11 ... antenna main body 12 ... capacitance means 13 ... switching means C ₁ ... diode C ₃ to form a capacitor D ₁ ... capacitance means for forming the capacitor C ₂ ... capacitance means having between the ground electrode of the antenna main body … Second capacitors L ₁ , L ₂ … Inductance component of the antenna body

Claims (4)

[Claims] 1. An antenna main body having a power feeding section and a portion connected to the ground potential, and an antenna main body and a ground potential so that the antenna main body is parallel to a capacitance between the antenna main body and the ground potential. An antenna device, which is connected between the capacitor device and the capacitor device for adding a capacitance, and a switching device for switching the value of the capacitance of the capacitor device in order to change the resonance frequency of the antenna device. . 2. The capacitance means includes a capacitor connected in series with each other and an element whose capacitance is changed, and the capacitance of the element whose capacitance is changed is changed.
The antenna device according to claim 1, wherein the switching means is connected to an element whose capacitance is changed. 3. The element whose capacitance is changed is a diode, and the switching means applies a first voltage or a second voltage for turning on or off the diode to a connection point between the capacitor and the diode.
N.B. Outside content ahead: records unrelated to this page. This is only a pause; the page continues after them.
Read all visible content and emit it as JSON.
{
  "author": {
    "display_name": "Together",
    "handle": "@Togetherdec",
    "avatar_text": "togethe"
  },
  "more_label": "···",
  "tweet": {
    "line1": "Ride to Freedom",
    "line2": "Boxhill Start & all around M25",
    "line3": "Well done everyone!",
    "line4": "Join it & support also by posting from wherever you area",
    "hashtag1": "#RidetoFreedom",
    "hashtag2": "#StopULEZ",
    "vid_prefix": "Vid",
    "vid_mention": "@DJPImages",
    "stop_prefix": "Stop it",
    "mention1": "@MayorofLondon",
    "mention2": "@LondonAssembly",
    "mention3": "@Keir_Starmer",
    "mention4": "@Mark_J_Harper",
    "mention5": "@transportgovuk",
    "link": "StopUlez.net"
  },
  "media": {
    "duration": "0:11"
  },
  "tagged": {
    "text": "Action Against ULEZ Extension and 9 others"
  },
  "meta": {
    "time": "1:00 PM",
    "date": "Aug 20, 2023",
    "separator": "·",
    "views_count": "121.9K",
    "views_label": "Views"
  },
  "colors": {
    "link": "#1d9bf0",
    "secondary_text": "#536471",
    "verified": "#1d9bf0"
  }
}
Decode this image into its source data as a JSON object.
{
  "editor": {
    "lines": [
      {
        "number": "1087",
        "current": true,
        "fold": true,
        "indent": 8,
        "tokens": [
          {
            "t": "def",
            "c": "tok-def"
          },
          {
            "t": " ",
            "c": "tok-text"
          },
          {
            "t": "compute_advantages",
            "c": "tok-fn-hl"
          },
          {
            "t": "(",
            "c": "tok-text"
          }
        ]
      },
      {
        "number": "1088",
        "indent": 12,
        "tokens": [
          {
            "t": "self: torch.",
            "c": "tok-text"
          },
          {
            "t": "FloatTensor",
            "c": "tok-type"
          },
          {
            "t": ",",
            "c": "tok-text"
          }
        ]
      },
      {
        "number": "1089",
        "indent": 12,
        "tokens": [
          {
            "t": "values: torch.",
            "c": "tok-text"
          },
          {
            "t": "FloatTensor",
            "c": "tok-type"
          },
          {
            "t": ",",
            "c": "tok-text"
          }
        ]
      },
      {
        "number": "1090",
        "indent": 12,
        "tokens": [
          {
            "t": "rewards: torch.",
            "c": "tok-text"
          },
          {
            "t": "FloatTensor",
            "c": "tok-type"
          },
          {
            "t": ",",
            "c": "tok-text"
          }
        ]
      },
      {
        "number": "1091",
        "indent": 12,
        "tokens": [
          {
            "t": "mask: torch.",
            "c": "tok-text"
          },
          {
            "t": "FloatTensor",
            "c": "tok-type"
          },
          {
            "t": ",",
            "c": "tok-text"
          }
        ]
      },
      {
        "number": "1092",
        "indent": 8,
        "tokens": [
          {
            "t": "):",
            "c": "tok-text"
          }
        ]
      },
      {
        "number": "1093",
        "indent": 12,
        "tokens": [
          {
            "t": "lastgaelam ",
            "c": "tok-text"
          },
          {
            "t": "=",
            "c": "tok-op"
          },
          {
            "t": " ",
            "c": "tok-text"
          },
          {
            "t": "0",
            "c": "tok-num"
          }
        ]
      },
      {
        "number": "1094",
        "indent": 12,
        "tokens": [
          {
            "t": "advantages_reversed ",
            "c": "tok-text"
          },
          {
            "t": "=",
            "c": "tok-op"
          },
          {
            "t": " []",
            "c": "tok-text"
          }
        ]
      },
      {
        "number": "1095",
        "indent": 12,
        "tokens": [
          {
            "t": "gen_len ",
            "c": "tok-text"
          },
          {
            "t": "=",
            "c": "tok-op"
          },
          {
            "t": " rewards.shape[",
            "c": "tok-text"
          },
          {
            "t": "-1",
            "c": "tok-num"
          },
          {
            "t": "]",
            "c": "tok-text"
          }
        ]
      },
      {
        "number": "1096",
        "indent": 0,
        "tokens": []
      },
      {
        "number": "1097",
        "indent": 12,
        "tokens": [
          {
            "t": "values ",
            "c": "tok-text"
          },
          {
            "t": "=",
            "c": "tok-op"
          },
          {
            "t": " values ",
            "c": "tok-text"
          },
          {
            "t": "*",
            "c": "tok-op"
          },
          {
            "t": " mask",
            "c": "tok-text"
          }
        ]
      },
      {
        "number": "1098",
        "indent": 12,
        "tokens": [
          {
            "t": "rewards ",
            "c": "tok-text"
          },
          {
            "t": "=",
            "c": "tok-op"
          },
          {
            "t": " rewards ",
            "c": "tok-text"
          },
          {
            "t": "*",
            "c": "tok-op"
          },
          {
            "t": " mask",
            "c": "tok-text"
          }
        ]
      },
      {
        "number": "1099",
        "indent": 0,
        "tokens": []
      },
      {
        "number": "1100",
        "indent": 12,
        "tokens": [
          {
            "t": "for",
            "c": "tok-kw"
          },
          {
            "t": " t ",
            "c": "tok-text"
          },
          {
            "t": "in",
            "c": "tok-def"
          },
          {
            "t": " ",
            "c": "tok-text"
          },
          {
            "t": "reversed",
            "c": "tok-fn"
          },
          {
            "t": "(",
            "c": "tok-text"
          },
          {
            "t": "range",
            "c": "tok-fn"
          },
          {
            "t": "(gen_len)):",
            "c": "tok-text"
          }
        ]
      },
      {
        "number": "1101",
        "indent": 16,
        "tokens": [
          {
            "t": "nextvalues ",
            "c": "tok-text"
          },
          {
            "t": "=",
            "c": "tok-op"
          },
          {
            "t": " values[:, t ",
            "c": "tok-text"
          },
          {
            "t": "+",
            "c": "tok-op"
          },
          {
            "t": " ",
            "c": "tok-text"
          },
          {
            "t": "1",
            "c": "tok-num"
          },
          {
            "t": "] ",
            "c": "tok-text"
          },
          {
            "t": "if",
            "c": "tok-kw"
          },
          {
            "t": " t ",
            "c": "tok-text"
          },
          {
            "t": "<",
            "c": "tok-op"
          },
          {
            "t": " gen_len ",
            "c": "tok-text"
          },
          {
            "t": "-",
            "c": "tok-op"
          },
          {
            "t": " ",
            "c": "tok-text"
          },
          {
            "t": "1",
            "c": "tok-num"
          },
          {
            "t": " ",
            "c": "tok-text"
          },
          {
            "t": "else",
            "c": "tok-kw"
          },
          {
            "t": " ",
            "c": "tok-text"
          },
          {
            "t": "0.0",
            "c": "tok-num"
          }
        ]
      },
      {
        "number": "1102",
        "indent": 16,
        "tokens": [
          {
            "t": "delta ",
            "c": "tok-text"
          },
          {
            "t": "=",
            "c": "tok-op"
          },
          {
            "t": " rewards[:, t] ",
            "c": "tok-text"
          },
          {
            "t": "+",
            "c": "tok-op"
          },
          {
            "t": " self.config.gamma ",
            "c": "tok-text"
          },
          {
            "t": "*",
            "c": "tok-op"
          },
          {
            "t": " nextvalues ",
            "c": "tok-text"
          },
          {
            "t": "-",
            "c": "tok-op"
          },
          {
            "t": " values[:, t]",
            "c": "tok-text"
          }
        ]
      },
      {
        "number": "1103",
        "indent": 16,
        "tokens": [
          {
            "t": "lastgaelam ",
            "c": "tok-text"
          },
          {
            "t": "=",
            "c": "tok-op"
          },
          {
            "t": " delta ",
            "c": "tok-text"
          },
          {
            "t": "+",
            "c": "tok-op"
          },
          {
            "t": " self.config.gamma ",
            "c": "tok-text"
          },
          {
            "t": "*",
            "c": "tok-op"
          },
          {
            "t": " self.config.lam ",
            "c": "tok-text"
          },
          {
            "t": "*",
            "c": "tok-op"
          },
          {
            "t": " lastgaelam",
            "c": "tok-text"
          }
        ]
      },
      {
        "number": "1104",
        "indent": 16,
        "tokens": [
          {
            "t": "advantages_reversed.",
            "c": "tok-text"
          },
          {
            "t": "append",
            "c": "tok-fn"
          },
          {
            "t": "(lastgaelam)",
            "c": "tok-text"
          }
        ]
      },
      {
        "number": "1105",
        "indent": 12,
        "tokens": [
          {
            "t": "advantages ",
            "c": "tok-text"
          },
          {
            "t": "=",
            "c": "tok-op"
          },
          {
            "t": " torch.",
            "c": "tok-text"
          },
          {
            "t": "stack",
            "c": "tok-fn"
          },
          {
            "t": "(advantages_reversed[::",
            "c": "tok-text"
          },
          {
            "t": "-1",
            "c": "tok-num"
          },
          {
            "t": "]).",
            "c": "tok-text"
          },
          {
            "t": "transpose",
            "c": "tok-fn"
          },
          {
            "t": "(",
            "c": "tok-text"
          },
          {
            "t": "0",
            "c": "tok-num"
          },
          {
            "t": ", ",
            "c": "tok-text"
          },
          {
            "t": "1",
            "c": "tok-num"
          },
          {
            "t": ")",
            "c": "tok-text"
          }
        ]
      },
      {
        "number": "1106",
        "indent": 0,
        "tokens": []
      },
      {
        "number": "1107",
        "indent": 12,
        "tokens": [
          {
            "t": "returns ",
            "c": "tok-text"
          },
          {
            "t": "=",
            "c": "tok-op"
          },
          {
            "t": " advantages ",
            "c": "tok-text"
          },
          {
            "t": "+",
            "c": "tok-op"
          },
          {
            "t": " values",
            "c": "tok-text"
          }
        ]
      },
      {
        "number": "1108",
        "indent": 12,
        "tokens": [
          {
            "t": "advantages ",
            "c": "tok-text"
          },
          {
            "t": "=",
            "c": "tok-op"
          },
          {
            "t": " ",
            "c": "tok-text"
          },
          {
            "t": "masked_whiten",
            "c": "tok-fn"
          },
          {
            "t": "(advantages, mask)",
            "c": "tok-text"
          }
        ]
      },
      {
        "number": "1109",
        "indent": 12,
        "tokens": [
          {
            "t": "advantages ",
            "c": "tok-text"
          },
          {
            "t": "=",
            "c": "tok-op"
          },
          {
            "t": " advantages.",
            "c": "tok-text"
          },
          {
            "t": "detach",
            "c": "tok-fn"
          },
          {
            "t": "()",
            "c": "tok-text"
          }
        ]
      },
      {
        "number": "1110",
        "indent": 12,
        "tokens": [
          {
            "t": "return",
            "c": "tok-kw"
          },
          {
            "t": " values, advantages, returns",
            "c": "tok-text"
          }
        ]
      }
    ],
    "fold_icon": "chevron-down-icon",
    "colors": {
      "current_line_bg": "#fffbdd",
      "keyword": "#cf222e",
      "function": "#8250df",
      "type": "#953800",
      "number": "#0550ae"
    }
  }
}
The antenna device according to claim 2, which is a voltage supply circuit. 4. The capacitance means includes a first capacitor,
A first capacitor connected in series with the diode; and a second capacitor connected in series with the diode, wherein the switching means has a first connection between the first capacitor and the diode. Point, the diode and the second
A voltage supply circuit configured to apply voltages of different polarities to the second connection point between the first and second capacitors and to invert the polarities of the voltages applied to the first and second connection points. The antenna device according to claim 1.